Tomomichi Sugihara is a researcher of Preferred Networks, Inc. He received his BS and MS degrees in mechanical engineering from the University of Tokyo, Japan, in 1999 and 2001, respectively. He also received his PhD from the University of Tokyo in 2004. He was an academic research assistant from 2004 to 2005 at the University of Tokyo, and became a research associate. He had worked at Kyushu University as a guest associate professor from 2007 to 2010, and at Osaka University from 2010 to 2019 as an associate professor. After that, he held the current position. His research interests include kinematics and dynamics computation, motion planning, control, hardware design, and software development of anthropomorphic robots. He also studies human motor control based on robotic technologies. He is a member of IEEE.
Talk # 1
Dynamics Morphing --- a paradigm to integrate various robot motions
"Dynamics morphing" is a paradigm to enable a robot to do not only individual motions but also seamless transitions between them. The bipedalism, for instance, implies a capability of locomoting in environments by discontinuously alternating the support leg and keeping standing at the desired point. From the viewpoint of dynamical system analysis, to stand means to asymptotically stabilize the system, while to step means to locally destabilize the system and move to another stable equilibrium. A self-excited cycle of the above stabilization and destabilization forms a walking. Such an interpretation of motions as dynamical systems suggests a controller design to integrate various motions into a `morphing' dynamical system, which provides the robot with flexibility against perturbations. In this talk, the above concept and some implementations of a humanoid robot controller that has been enhanced to a variety of behaviors are presented.
Talk # 2
Successive information processing for a biped locomotion in the real world
In this talk, how to design the locomotion system of a biped robot that can move flexibly and robustly in the real world is discussed.

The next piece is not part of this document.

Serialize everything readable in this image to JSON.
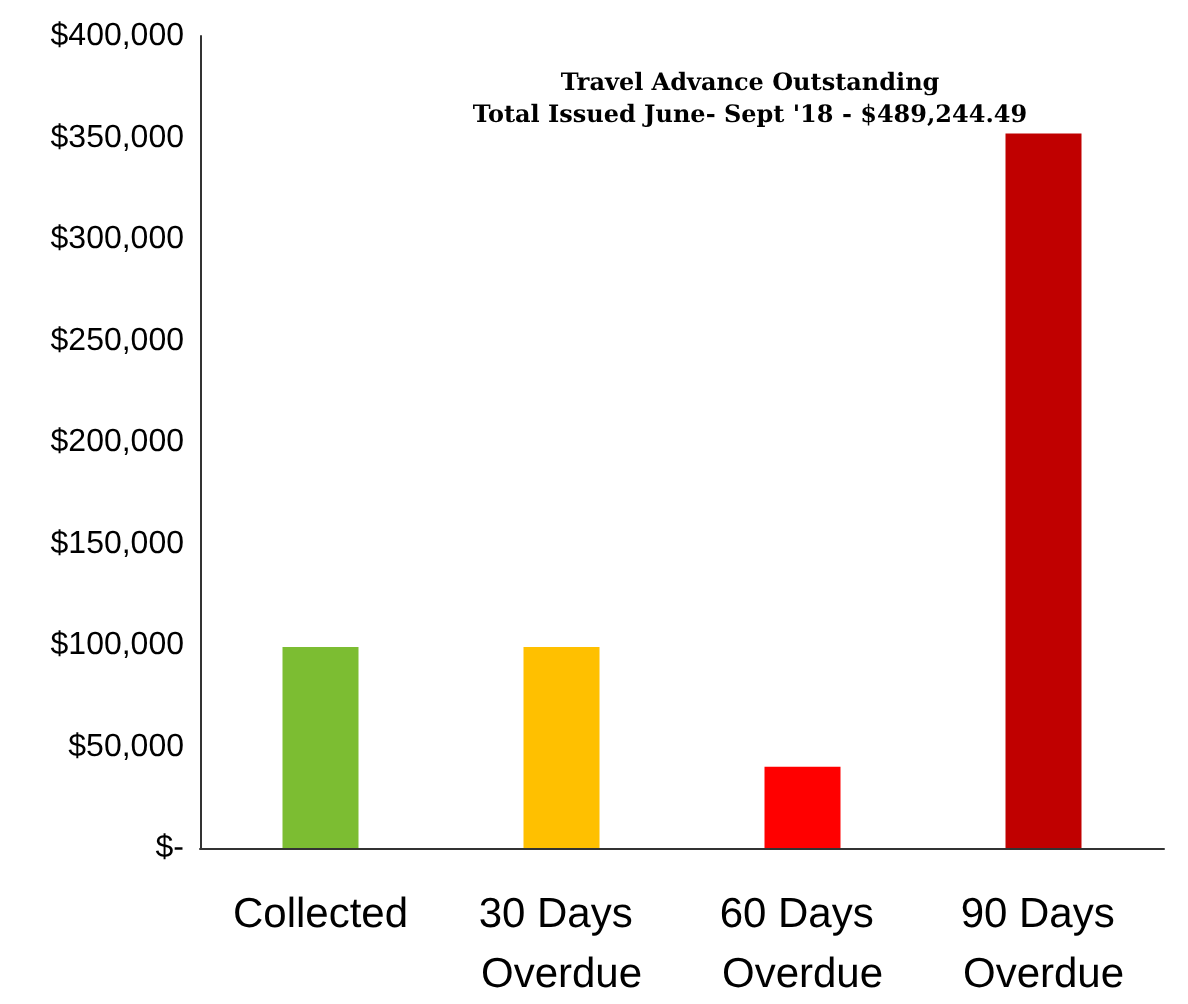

The robot should perceive how the world and the robot itself are and determine how to behave in real-time even from uncertain, incomplete, noisy and unpredictable sensory information. The overall system should not form a sequential architecture, where each process waits for complete information from the former process, as employed in the conventional systems, but "the subsumption architecture", where a homeostatic controller works in the lower layer and upper layer subsumes it. This is not easy since each process including navigation, mapping and perception has to be implemented in a successive way, i.e., with a form of differential equation rather than a batch process. Some key technologies to build up such a system are presented.